The word for today is "simple". Two women's magazines - maybe more - now use that word in their titles; "Real Simple" (cough, cough) and "Quick & Simple".
Anyone who has picked up the hefty tome that is Real Simple will realize that the magazine's goal IS very simple - to provide as many advertisements for expensive home products and clothing as possible. The magazine is HUGE. You can use it for weight lifting exercises. And it really does offer some of the most attractive advertisements of any "women's" magazine. Its stated purpose is to teach its readers how to enjoy the "simple" things in life - like gardening. Then, the magazine offers its readers the $75 flower cutting pail of attractive galvanized steel and the must-have gardening clogs for $$$ (I forget how much. I turned the page so fast it made me dizzy.)
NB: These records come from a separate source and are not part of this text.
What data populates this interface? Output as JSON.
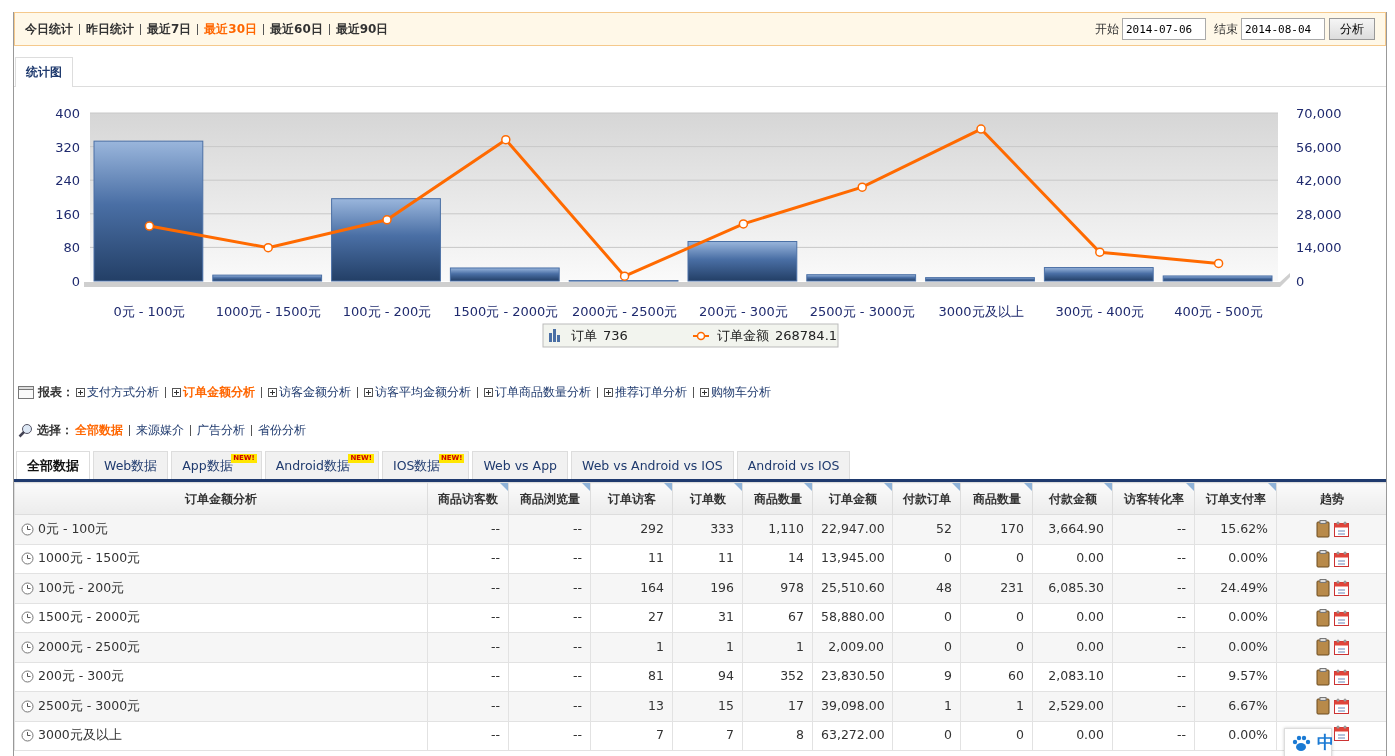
{
  "filter_bar": {
    "ranges": [
      {
        "label": "今日统计",
        "selected": false
      },
      {
        "label": "昨日统计",
        "selected": false
      },
      {
        "label": "最近7日",
        "selected": false
      },
      {
        "label": "最近30日",
        "selected": true
      },
      {
        "label": "最近60日",
        "selected": false
      },
      {
        "label": "最近90日",
        "selected": false
      }
    ],
    "start_label": "开始",
    "start_date": "2014-07-06",
    "end_label": "结束",
    "end_date": "2014-08-04",
    "button": "分析"
  },
  "view_tabs": [
    {
      "label": "统计图",
      "selected": true
    }
  ],
  "chart": {
    "bar_chart": {
      "chart_data": {
        "type": "bar",
        "categories": [
          "0元 - 100元",
          "1000元 - 1500元",
          "100元 - 200元",
          "1500元 - 2000元",
          "2000元 - 2500元",
          "200元 - 300元",
          "2500元 - 3000元",
          "3000元及以上",
          "300元 - 400元",
          "400元 - 500元"
        ],
        "series": [
          {
            "name": "订单",
            "color": "#4a6fa5",
            "values": [
              333,
              14,
              196,
              31,
              1,
              94,
              15,
              8,
              32,
              12
            ]
          }
        ],
        "ylim": [
          0,
          400
        ],
        "yticks": [
          0,
          80,
          160,
          240,
          320,
          400
        ],
        "grid": true
      },
      "legend_total": "736"
    },
    "line_chart": {
      "chart_data": {
        "type": "line",
        "series": [
          {
            "name": "订单金额",
            "color": "#ff6a00",
            "marker": "o",
            "values": [
              22900,
              13900,
              25500,
              58900,
              2000,
              23800,
              39100,
              63300,
              12000,
              7300
            ]
          }
        ],
        "ylim": [
          0,
          70000
        ],
        "yticks": [
          {
            "value": 0,
            "label": "0"
          },
          {
            "value": 14000,
            "label": "14,000"
          },
          {
            "value": 28000,
            "label": "28,000"
          },
          {
            "value": 42000,
            "label": "42,000"
          },
          {
            "value": 56000,
            "label": "56,000"
          },
          {
            "value": 70000,
            "label": "70,000"
          }
        ]
      },
      "legend_total": "268784.1"
    }
  },
  "report_links": {
    "label": "报表：",
    "items": [
      {
        "label": "支付方式分析",
        "selected": false
      },
      {
        "label": "订单金额分析",
        "selected": true
      },
      {
        "label": "访客金额分析",
        "selected": false
      },
      {
        "label": "访客平均金额分析",
        "selected": false
      },
      {
        "label": "订单商品数量分析",
        "selected": false
      },
      {
        "label": "推荐订单分析",
        "selected": false
      },
      {
        "label": "购物车分析",
        "selected": false
      }
    ]
  },
  "select_links": {
    "label": "选择：",
    "items": [
      {
        "label": "全部数据",
        "selected": true
      },
      {
        "label": "来源媒介",
        "selected": false
      },
      {
        "label": "广告分析",
        "selected": false
      },
      {
        "label": "省份分析",
        "selected": false
      }
    ]
  },
  "data_tabs": [
    {
      "label": "全部数据",
      "selected": true
    },
    {
      "label": "Web数据",
      "selected": false
    },
    {
      "label": "App数据",
      "selected": false,
      "badge": "NEW!"
    },
    {
      "label": "Android数据",
      "selected": false,
      "badge": "NEW!"
    },
    {
      "label": "IOS数据",
      "selected": false,
      "badge": "NEW!"
    },
    {
      "label": "Web vs App",
      "selected": false
    },
    {
      "label": "Web vs Android vs IOS",
      "selected": false
    },
    {
      "label": "Android vs IOS",
      "selected": false
    }
  ],
  "table": {
    "columns": [
      {
        "label": "订单金额分析",
        "sortable": false
      },
      {
        "label": "商品访客数",
        "sortable": true
      },
      {
        "label": "商品浏览量",
        "sortable": true
      },
      {
        "label": "订单访客",
        "sortable": true
      },
      {
        "label": "订单数",
        "sortable": true
      },
      {
        "label": "商品数量",
        "sortable": true
      },
      {
        "label": "订单金额",
        "sortable": true
      },
      {
        "label": "付款订单",
        "sortable": true
      },
      {
        "label": "商品数量",
        "sortable": true
      },
      {
        "label": "付款金额",
        "sortable": true
      },
      {
        "label": "访客转化率",
        "sortable": true
      },
      {
        "label": "订单支付率",
        "sortable": true
      },
      {
        "label": "趋势",
        "sortable": false
      }
    ],
    "rows": [
      {
        "cells": [
          "0元 - 100元",
          "--",
          "--",
          "292",
          "333",
          "1,110",
          "22,947.00",
          "52",
          "170",
          "3,664.90",
          "--",
          "15.62%"
        ]
      },
      {
        "cells": [
          "1000元 - 1500元",
          "--",
          "--",
          "11",
          "11",
          "14",
          "13,945.00",
          "0",
          "0",
          "0.00",
          "--",
          "0.00%"
        ]
      },
      {
        "cells": [
          "100元 - 200元",
          "--",
          "--",
          "164",
          "196",
          "978",
          "25,510.60",
          "48",
          "231",
          "6,085.30",
          "--",
          "24.49%"
        ]
      },
      {
        "cells": [
          "1500元 - 2000元",
          "--",
          "--",
          "27",
          "31",
          "67",
          "58,880.00",
          "0",
          "0",
          "0.00",
          "--",
          "0.00%"
        ]
      },
      {
        "cells": [
          "2000元 - 2500元",
          "--",
          "--",
          "1",
          "1",
          "1",
          "2,009.00",
          "0",
          "0",
          "0.00",
          "--",
          "0.00%"
        ]
      },
      {
        "cells": [
          "200元 - 300元",
          "--",
          "--",
          "81",
          "94",
          "352",
          "23,830.50",
          "9",
          "60",
          "2,083.10",
          "--",
          "9.57%"
        ]
      },
      {
        "cells": [
          "2500元 - 3000元",
          "--",
          "--",
          "13",
          "15",
          "17",
          "39,098.00",
          "1",
          "1",
          "2,529.00",
          "--",
          "6.67%"
        ]
      },
      {
        "cells": [
          "3000元及以上",
          "--",
          "--",
          "7",
          "7",
          "8",
          "63,272.00",
          "0",
          "0",
          "0.00",
          "--",
          "0.00%"
        ]
      }
    ]
  },
  "ime_indicator": {
    "label": "中"
  }
}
Other simple pleasures? Cooking - um, I never heard of half the ingredients and I'm an equal opportunity veggie eater. But enough about that.
"Quick & Simple" is truly quick. Published weekly, it is full of bite size articles. This magazine is designed for the woman on the go - soccer mom, working mom - overscheduled and stressed. It offers mini-articles on anything, food, styles, hair care, finances, parenting. I am attempting Quick & Simple withdrawal because if I buy every single issue it costs a little over $6 a month - $72 a year.
Still it's not all that simple. It has a fair amount of ads and some of its articles are actually advertisements for objects.
Now I will try to be fair and balanced. "Real Simple" offers a couple of neat features. It has a monthly column on new uses for old objects. Sometimes these ideas are really clever. So, I'm glad that my library carries this magazine.
"Quick & Simple" is just plain fun but it offers bandaids for problems that often need major surgery. I'll still pick up an issue now and then. I'm a hopeless women's magazine junkie and at $1.59 "Quick & Simple" is a cheap fix.
Back to the word - simple. What does it mean? Webster's Unabridged Dictionary lists 16 different definitions and follows that up with a dozen phrases that use the word "simple". The first definition is "having or consisting of only one part". Other more common meanings include "feeble-minded", "having few parts", "unadorned", ""easy to do or understand", "without pretense or ostentation, natural". Then we have "being of little significance", "of low rank", "having no additions or qualifications", "having no guile" , and "foolish". After that we have the meaning of the word as used in music, law and science and the aforementioned dozen phrases. Pretty simple. huh?
Considering all the possible meanings of the word, "Real Simple" could be truly simple, depending on the definition you use.
My personal definition of the word "simple" is something that is plain ("unadorned") or easy to understand. In my opinion, a simple life is one that is not bulging with things to do and places to go and certainly not looking for things to buy. I don't envision a lifestyle that tries to be posh without spending the cash. A simple lifestyle does not care about arugula (a word I love because it's just a salad green, for goodness sake). That lifestyle cares about having just enough to live comfortably.
There is a bumper sticker that reads "Live Simply so that others may simply live." This insinuates that simplicity's intent is to share the wealth. Well, maybe and what's wrong with that? But simplicity can be it's own reason for being. In a simple life, a person appreciates breezes and clouds and the color of the grass in the late afternoon, things that can't buy ads in a magazine.
What I'm doing right now, for instance, is not necessarily simple. I don't NEED a computer and the computer makes my present pasttime possible. And we could all live quite comfortably without Internet access. I know a lot of people who do. So is it possible to live a truly simple life and not get left behind in technology's dust?